2.1     Erhalt und Weiterentwicklung der Fachlichkeit

 

Eine gelingende inklusive Bildung und Erziehung bedarf der multiprofessionellen Kooperation, und damit in erster Linie der Verknüpfung der allgemeinpädagogischen mit der sonderpädagogischen Kompetenz.  

Für eine qualifizierte und zukunftsorientierte Lehrerbildung müssen für alle Lehrämter ver-bindliche Standards zur Umsetzung der UN-Behindertenkonvention entwickelt werden.   

Diese Standards für Bildung, Erziehung, Förderung, Beratung und Diagnostik sind  in der Aus-, Fort- und Weiterbildung aller Lehrämter  umzusetzen.

 

Grundvoraussetzungen hierfür sind: 

  • die allgemeinen Lehramtsstudiengänge (einschl. Lehramt an berufl. Schulen) sind durch sonder-pädagogische Inhalte zu ergänzen;
  • das Lehramt „Sonderpädagogik“ bleibt ein Lehramt mit eigenständigem Studiengang und beinhaltet zwei gleichwertig zu studierende sonderpädagogische Fachrichtungen;
  • Die zweite Phase der Lehrerausbildung muss für alle Lehrämter sowohl allgemeinpädagogische als auch sonderpädagogische Seminaranteile und Unterrichtstätigkeiten ( u.a. Teamteaching) vermitteln; 
  • Aus-, Fort- und Weiterbildung für alle Lehrämter finden zukünftig auch in den BBUZn statt;
  • eine regelmäßige Supervisionmöglichkeit muss ebenfalls zum Standard gehören;
  • Die Weiterbildungsmaßnahmen müssen Grundkenntnisse der Entwicklung von Kindern mit oder ohne besonderen Förderbedarf sowie Kenntnisse in Fragen der Familienintervention umfassen.
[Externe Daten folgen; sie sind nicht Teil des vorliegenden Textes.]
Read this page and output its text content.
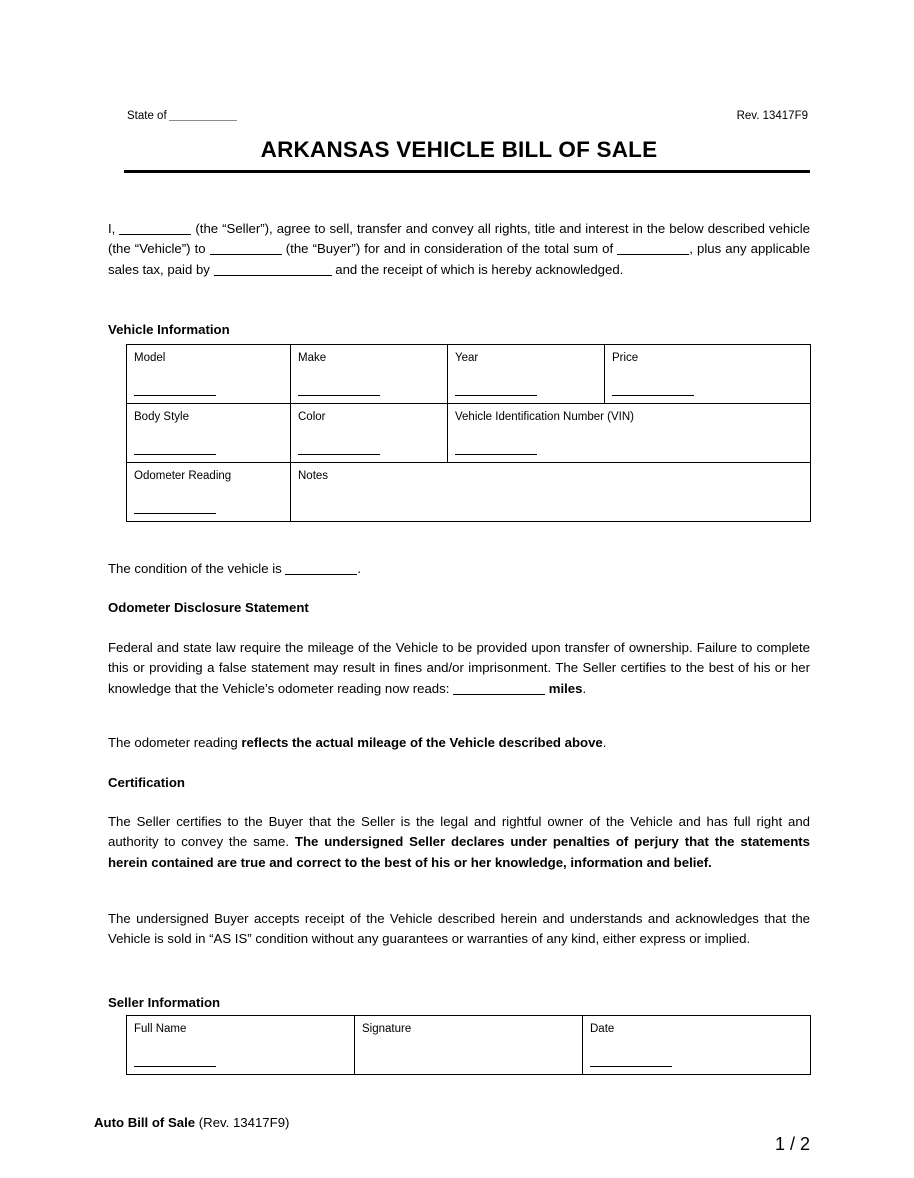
State of	Rev. 13417F9
ARKANSAS VEHICLE BILL OF SALE
I,	(the “Seller”), agree to sell, transfer and convey all rights, title and interest in the below described vehicle (the “Vehicle”) to	(the “Buyer”) for and in consideration of the total sum of	, plus any applicable sales tax, paid by	and the receipt of which is hereby acknowledged.
Vehicle Information
Model	Make	Year	Price

Body Style	Color	Vehicle Identification Number (VIN)	

Odometer Reading	Notes		
The condition of the vehicle is	.
Odometer Disclosure Statement
Federal and state law require the mileage of the Vehicle to be provided upon transfer of ownership. Failure to complete this or providing a false statement may result in fines and/or imprisonment. The Seller certifies to the best of his or her knowledge that the Vehicle’s odometer reading now reads:	miles.
The odometer reading reflects the actual mileage of the Vehicle described above.
Certification
The Seller certifies to the Buyer that the Seller is the legal and rightful owner of the Vehicle and has full right and authority to convey the same. The undersigned Seller declares under penalties of perjury that the statements herein contained are true and correct to the best of his or her knowledge, information and belief.
The undersigned Buyer accepts receipt of the Vehicle described herein and understands and acknowledges that the Vehicle is sold in “AS IS” condition without any guarantees or warranties of any kind, either express or implied.
Seller Information
Full Name	Signature	Date
Auto Bill of Sale (Rev. 13417F9)
1 / 2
Hierzu ist es notwendig, dass alle beteiligten Fachkräfte für ihre Fortbildungen ausreichende fi-nanzielle und zeitliche Unterstützung erhalten. Eine regelmäßige Supervisionsmöglichkeit muss ebenfalls zum Standard gehören;
  • Die an Frühen Hilfen, Früher Bildung und Frühförderung beteiligten Fachkräfte verschiedener Fachrichtungen und Berufsgruppen müssen ihre interdisziplinäre Arbeit in gemeinsamen Fort- und Weiterbildungen organisieren, koordinieren und inhaltlich weiterentwickeln.
2.2     Qualität von schulischer Bildung und Erziehung

 

Neue Konzepte für inklusive Bildung und Erziehung aller Schülerinnen und Schüler sind zu entwickeln und zu überprüfen.  

 

Für alle Schülerinnen und Schüler, insbesondere für jene, die von Behinderung bedroht sind und jene, die einen sonderpädagogischen Förderbedarf  haben, setzt erfolgreiches Lernen in heterogenen Lerngruppen voraus:  

  • dass die sonderpädagogische Fachlichkeit und Professionalität  in die  Unterrichts- und Erzie-hungsarbeit, in die Beratung, so wie in die Diagnostik und Förderplanung einfließen,
  • dass verbindliche Standards,  Bildungspläne,  Ausbildungs- und Prüfungsordnungen, Zeugnisformate sowie Stundentafeln angewandt werden, die explizit individuelle Lernmöglichkeiten und individuelle kompetenzorientierte Leistungsbewertungen für Schülerinnen und Schüler mit sonderpädagogischem Förderbedarf benennen,
  • dass Sonderpädagogische Diagnostik  prozessorientiert stattfindet - hierzu sind zügig Standards zu beschreiben,
  • dass die Feststellung des sonderpädagogischen Förderbedarfs durch Sonderpädagogen vorgenommen wird,
  • dass ein sonderpädagogisches Gutachten erstellt wird, aus dem ein Rechtsanspruch auf sonderpädagogische Förderung abgeleitet werden kann,
  • dass eine Prüfungs- und Klärungsstelle innerhalb der Behörde  besteht und  Widerspruchsverfahren von Eltern in Widerspruchsausschüssen  bearbeitet werden können. 
2.3     Frühe Hilfen, Frühe Bildung, Frühe Förderung

 

Frühe Hilfen, Frühe Bildung und Frühe Förderung haben für behinderte und von Behinderung bedrohte Kinder eine besondere präventive und kompensatorische Relevanz. Frühe Hilfen (SGB VIII) und Frühförderung (SGB IX) sind Angebote für Familien und Kinder in besonderen Problemlagen. Gezielte Frühförderung umfasst im Hinblick auf behinderte und von Behinderung bedrohte Kinder sowohl Prävention als auch Intervention.  

 

Frühförderung hat folgende Zielsetzungen:  

  • das Auftreten von Behinderungen zu verhüten,
  • Auffälligkeiten und Beeinträchtigungen möglichst früh zu erkennen,
  • Behinderungen und ihre Folgen zu mildern oder zu beheben.
Ein möglichst kostenloses, wohnortnahes und familienzentriertes Angebot an Maßnahmen der Frühen Hilfen, der Frühen Bildung und der Frühförderung muss gewährleistet werden.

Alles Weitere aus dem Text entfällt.